# $\zeta(2k+1)$ expressed in a product of two infinite products of non-trivial zeros.

Take the Hadamard product for $\zeta(s)$:

$$\displaystyle \zeta(s) = \pi^{\frac{s}{2}} \dfrac{\prod_\rho \left(1- \frac{s}{\rho} \right) \left(1- \frac{s}{1-\rho} \right)}{2(s-1)\Gamma(1+\frac{s}{2})}$$

and reshuffle it into:

$$\displaystyle \dfrac{\prod_\rho \left(1- \frac{s}{\rho} \right) \left(1- \frac{s}{1-\rho} \right)} {\zeta(s)} = \dfrac{2(s-1)\Gamma(1+\frac{s}{2})}{ \pi^{\frac{s}{2}}}$$

After experimenting with some values for $s$, I found that f.i. $\zeta(3)$ can be simply written as:

$$\zeta(3) = \prod_\rho \left(1- \frac{2}{\rho} \right) \left(1- \frac{2}{1-\rho} \right)\left(1- \frac{3}{\rho} \right) \left(1- \frac{3}{1-\rho} \right)$$

and believe this can be generalized into ($k= 1,2,3...$):

$$\displaystyle \zeta(2k+1) = a[2k+1] \prod_\rho \left(1- \frac{2k}{\rho} \right) \left(1- \frac{2k}{1-\rho} \right)\left(1- \frac{2k+1}{\rho} \right) \left(1- \frac{2k+1}{1-\rho} \right)$$

with $a=1, a=\frac12, a=\frac15, a=\frac{5}{84}, \dots$

1) Is this a known result? Could the $a[2k+1]$ sequence be derived from the Bernoulli numbers?

2) Could it be proven that when solving $\rho$ for one factor of the infinite product, i.e. only equate the 4 subfactors to $\zeta(2k+1)$, that the complex roots always must have $\Re(s)=\frac12$ ?

• See my comment to Greg Martin's response. Nov 21 '12 at 18:54

(1) Yes: multiplying your Hadamard products for $\zeta(2k+1)$ and $\zeta(2k)$ and then dividing by the known formula $\zeta(2k) = |B_{2k}|(2\pi)^{2k}/2(2k)!$, we obtain $$\zeta(2k+1) = \frac1{(2k-1)2k(2k+1)|B_{2k}|} \prod_\rho \bigg( 1-\frac{2k}\rho \bigg) \bigg( 1-\frac{2k}{1-\rho} \bigg) \bigg( 1-\frac{2k+1}\rho \bigg) \bigg( 1-\frac{2k+1}{1-\rho} \bigg).$$
• Thanks Greg. Very clear. Understand your '(2) What?' response, so let me clarify.
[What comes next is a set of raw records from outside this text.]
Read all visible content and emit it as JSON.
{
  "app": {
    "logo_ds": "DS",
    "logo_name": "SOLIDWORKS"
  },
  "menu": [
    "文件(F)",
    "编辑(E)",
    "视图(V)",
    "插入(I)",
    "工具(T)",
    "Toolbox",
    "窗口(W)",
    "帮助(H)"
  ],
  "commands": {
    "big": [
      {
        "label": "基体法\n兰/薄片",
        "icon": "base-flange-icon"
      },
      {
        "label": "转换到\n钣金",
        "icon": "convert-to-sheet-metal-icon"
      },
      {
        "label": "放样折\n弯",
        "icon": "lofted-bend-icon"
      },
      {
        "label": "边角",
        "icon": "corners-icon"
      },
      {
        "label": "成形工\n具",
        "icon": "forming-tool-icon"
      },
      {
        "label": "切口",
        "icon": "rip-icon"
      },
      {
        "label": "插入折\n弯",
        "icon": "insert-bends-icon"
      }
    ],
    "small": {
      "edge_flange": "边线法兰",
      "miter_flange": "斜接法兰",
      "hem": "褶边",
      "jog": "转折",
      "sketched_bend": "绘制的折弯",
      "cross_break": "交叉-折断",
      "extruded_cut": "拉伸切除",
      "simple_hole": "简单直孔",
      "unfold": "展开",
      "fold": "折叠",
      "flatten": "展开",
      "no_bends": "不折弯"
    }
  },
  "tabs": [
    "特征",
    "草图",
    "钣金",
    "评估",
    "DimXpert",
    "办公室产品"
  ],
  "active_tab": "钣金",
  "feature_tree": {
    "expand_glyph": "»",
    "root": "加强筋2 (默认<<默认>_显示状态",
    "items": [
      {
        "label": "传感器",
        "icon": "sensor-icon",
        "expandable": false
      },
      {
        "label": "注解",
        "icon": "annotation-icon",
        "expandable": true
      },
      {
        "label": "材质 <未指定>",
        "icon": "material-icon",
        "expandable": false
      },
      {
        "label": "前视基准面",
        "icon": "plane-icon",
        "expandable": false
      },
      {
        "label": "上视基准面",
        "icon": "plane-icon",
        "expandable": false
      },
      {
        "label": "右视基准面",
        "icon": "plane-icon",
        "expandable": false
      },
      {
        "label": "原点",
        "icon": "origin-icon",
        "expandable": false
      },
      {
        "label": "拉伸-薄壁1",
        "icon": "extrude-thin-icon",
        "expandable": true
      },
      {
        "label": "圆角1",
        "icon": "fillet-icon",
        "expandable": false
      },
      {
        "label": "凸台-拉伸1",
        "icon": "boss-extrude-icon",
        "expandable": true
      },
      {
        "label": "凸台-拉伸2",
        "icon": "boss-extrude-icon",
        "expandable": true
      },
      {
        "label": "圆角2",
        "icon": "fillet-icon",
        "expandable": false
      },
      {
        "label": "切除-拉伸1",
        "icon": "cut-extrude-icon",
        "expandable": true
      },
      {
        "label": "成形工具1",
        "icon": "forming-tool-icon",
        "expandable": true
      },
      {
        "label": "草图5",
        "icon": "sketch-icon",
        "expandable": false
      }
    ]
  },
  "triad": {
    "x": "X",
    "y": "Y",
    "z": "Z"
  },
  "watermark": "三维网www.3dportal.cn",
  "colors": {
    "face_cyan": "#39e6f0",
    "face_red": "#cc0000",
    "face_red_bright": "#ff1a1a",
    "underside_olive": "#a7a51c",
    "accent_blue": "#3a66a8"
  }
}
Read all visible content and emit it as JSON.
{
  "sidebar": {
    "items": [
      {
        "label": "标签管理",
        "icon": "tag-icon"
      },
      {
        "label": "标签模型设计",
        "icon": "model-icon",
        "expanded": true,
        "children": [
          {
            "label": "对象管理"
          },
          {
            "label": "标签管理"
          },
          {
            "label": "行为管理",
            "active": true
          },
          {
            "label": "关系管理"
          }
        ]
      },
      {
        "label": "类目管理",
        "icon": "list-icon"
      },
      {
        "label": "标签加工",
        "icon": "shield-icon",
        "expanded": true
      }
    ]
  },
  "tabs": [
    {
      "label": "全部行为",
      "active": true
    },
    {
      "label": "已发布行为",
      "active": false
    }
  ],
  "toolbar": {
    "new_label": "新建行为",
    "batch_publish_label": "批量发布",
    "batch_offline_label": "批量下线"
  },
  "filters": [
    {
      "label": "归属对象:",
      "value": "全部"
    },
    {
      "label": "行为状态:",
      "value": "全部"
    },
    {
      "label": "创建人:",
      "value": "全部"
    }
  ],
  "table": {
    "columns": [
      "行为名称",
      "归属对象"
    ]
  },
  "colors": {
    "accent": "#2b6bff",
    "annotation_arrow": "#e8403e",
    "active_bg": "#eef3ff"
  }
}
I know the $\rho_n$ are given and you obviously can't solve all $\rho$s in an infinite product. However, after playing with a number of $\zeta(2k+1)$s, I noted that solving $x$ in $\zeta(2k+1) = \frac1{(2k-1)2k(2k+1)|B_{2k}|} \bigg( 1-\frac{2k}x \bigg) \bigg( 1-\frac{2k}{1-x} \bigg) \bigg( 1-\frac{2k+1}x \bigg) \bigg( 1-\frac{2k+1}{1-x} \bigg).$, always seems to have a set of complex roots with $\Re(x)=\frac12$. Not sure whether this leads anywhere, but can this be proven?
• @Agno: Your observation follows simply from the fact that all the coefficients in your equation are real (hence I don't think it leads anywhere). Indeed, if $x$ is a root, then so is its complex conjugate $\bar x$, whence $\bar x=1-x$, i.e. $x+\bar x=1$, i.e. $\Re(x)=1/2$. If you replace $\zeta(2k+1)$, $B_{2k}$, $2k-1$ etc. by any real numbers in your equation, you still get $\Re(x)=1/2$ for the roots. Nov 21 '12 at 18:53
• @GH. Thanks. Understand your logic. To be 'very picky' though, I don't think it works for 'any real number' in the equation. For instance with $\zeta(3)$ and the factor $\frac1{(2k-1)2k(2k+1)|B_{2k}|} < 0$, there are 4 complex roots (two pairs $x, \bar x$ ) with $\Re(s) \ne \frac12$. We can obviously ignore this situation, since the factor will always be positive. Outcomes can therefore only be 4 real roots or 2 real roots + 2 complex roots (with always $\Re(x)=1/2$). My guess is that the formula above can only have the latter set of $2+2$ roots due to the factor being always $<1$.